"And go through an ecstatic meeting in public! All very well if he were a Frenchman or a German. Unfortunately he is English, and doesn't appreciate gush. Depend upon it, he will be much better pleased if you leave him alone to walk in when he chooses. Mittie, come away from that basket."
"He said he would be with us in time for table d'hôte, I know."
"Well—then, that is all right. We shall manage our drive first. I have some shopping to do, which I can't possibly put off. Mittie! do you hear? Leave that basket alone."
The little girl just glanced up with an air of placid independence, and went on fumbling. The raised tone of her mother's order, and the slight stamp of her mother's foot, produced no impression whatever. Mrs. Trevor was plainly not "used to command" successfully with her only daughter.

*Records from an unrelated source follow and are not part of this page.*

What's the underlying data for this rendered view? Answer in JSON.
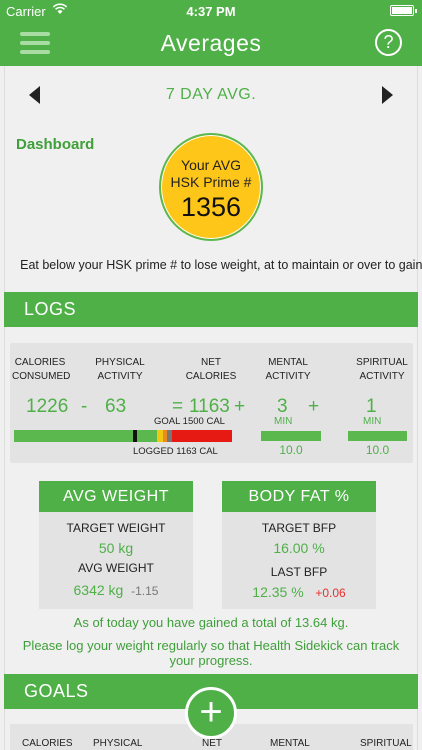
{
  "status": {
    "carrier": "Carrier",
    "time": "4:37 PM"
  },
  "nav": {
    "title": "Averages",
    "help": "?"
  },
  "period": {
    "label": "7 DAY AVG."
  },
  "dashboard": {
    "label": "Dashboard",
    "prime_line1": "Your AVG",
    "prime_line2": "HSK Prime #",
    "prime_value": "1356",
    "hint": "Eat below your HSK prime # to lose weight, at to maintain or over to gain."
  },
  "logs": {
    "title": "LOGS",
    "headers": [
      "CALORIES\nCONSUMED",
      "PHYSICAL\nACTIVITY",
      "NET\nCALORIES",
      "MENTAL\nACTIVITY",
      "SPIRITUAL\nACTIVITY"
    ],
    "consumed": "1226",
    "minus": "-",
    "physical": "63",
    "equals": "=",
    "net": "1163",
    "plus1": "+",
    "mental": "3",
    "plus2": "+",
    "spiritual": "1",
    "min_label": "MIN",
    "goal_text": "GOAL 1500 CAL",
    "logged_text": "LOGGED 1163 CAL",
    "mental_avg": "10.0",
    "spiritual_avg": "10.0",
    "colors": {
      "green": "#5ab84f",
      "yellow": "#f2c811",
      "orange": "#e98b1e",
      "red": "#e61a12"
    }
  },
  "weight": {
    "title": "AVG WEIGHT",
    "target_label": "TARGET WEIGHT",
    "target_value": "50 kg",
    "avg_label": "AVG WEIGHT",
    "avg_value": "6342 kg",
    "avg_change": "-1.15"
  },
  "bodyfat": {
    "title": "BODY FAT %",
    "target_label": "TARGET BFP",
    "target_value": "16.00 %",
    "last_label": "LAST BFP",
    "last_value": "12.35 %",
    "last_change": "+0.06"
  },
  "messages": {
    "gain": "As of today you have gained a total of 13.64 kg.",
    "advice": "Please log your weight regularly so that Health Sidekick can track your progress."
  },
  "goals": {
    "title": "GOALS",
    "headers": [
      "CALORIES",
      "PHYSICAL",
      "NET",
      "MENTAL",
      "SPIRITUAL"
    ]
  },
  "fab": {
    "symbol": "+"
  }
}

The ladies occupied a comfortable private sitting-room on the second floor of a first-class Paris hotel. The windows, thrown wide open for air, looked down upon a busy, not to say noisy street. It was not one whit too busy or noisy for Francesca Trevor, whose idea of happiness was to live in a whirl. Julia Dalrymple's tastes were not altogether the same.
Little resemblance might be found between the two sisters in outward appearance. Julia was tall; not slight, but very well proportioned, and in colouring a decided brunette. Whether she could be called pretty or no, might be, as Harvey had told Hermione, "a matter of opinion," probably depending a good deal upon passing moods. If so, the present mood was hardly favourable. She seemed restless and teased, and the black eyes, by nature soft, had a strained look which could not be called beautiful.

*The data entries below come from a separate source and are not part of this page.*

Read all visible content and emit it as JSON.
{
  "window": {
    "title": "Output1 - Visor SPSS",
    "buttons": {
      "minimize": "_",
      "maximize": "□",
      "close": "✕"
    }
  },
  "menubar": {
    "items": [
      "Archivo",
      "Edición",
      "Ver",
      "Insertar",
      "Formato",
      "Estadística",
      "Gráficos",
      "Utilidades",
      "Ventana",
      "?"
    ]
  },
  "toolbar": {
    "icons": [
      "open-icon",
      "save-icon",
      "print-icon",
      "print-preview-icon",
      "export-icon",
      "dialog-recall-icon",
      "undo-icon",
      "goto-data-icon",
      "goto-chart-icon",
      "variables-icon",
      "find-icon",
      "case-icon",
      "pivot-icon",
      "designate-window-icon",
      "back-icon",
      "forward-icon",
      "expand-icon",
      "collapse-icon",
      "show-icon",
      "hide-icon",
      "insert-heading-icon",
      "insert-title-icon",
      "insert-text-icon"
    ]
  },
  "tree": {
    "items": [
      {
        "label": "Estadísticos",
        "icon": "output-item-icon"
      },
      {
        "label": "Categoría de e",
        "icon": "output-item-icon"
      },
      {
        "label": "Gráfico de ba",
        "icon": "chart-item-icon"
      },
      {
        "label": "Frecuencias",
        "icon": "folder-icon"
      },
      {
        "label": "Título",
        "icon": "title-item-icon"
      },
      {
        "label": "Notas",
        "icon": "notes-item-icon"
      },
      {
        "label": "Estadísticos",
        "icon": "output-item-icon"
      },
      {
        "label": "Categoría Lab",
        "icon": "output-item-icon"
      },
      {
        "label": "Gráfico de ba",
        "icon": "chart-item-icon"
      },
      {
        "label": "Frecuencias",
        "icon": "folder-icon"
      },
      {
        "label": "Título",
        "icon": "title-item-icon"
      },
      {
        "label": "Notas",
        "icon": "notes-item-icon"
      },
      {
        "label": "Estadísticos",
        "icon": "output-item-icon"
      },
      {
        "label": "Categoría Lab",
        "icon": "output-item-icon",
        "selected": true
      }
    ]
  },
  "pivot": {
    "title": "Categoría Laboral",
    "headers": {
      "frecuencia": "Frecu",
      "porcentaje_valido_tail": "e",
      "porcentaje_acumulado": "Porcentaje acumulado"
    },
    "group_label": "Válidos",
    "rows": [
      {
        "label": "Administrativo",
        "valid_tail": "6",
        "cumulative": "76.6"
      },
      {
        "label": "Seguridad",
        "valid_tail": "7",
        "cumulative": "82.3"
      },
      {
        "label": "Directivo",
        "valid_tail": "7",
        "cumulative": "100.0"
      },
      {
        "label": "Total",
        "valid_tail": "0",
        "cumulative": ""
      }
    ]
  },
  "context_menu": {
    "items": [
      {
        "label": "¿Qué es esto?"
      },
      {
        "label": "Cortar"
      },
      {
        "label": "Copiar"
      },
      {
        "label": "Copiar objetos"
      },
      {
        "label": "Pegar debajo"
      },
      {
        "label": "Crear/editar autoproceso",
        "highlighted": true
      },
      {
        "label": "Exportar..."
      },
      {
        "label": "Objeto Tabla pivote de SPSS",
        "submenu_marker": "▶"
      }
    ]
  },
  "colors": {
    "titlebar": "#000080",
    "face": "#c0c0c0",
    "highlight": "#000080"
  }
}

Mrs. Trevor was half a head shorter than Julia, rounded and plump in make. While really years the older, she was still far too young-looking for the mother of a child of eight. Though strictly not in the least handsome, she nevertheless managed so to make the best of herself as never to be entirely passed by. Of all earthly horrors, that of "being passed by" would have seemed to Francesca Trevor one most to be dreaded. So she had cultivated attractive manners, and every item of attire that she wore was always carefully studied with a view to effect. Of course she had still to wear mourning, but too much soberness was obviated by sparkling jet, and her flaxen hair was elaborately arranged under the slight apology for a widow's cap which rested on the summit.
Mittie Trevor, standing near a window, calmly searching with small fingers in her mother's work-basket, had inherited an abundance of that same fair hair, rising in flaxen masses over her brow and falling in flaxen masses to her waist; while with this she had inherited the same large black eyes, soft and serious, as her Aunt Julia. Mittie was an extremely pretty child, and just the child whom a weak mother would be disposed to spoil. Francesca Trevor had character enough of a certain stamp, but she never seemed to possess the slightest notion of training a child to obedience.
Few would have guessed Mrs. Trevor to be a ruined widow, almost wholly dependent for herself and her little girl upon the kindness of a brother-in-law. Not absolutely dependent, since she possessed some eighty pounds a year of her own; but Mrs. Trevor counted eighty pounds a small allowance for dress.
"You can drop me at the station, on your way to the shops, Francesca."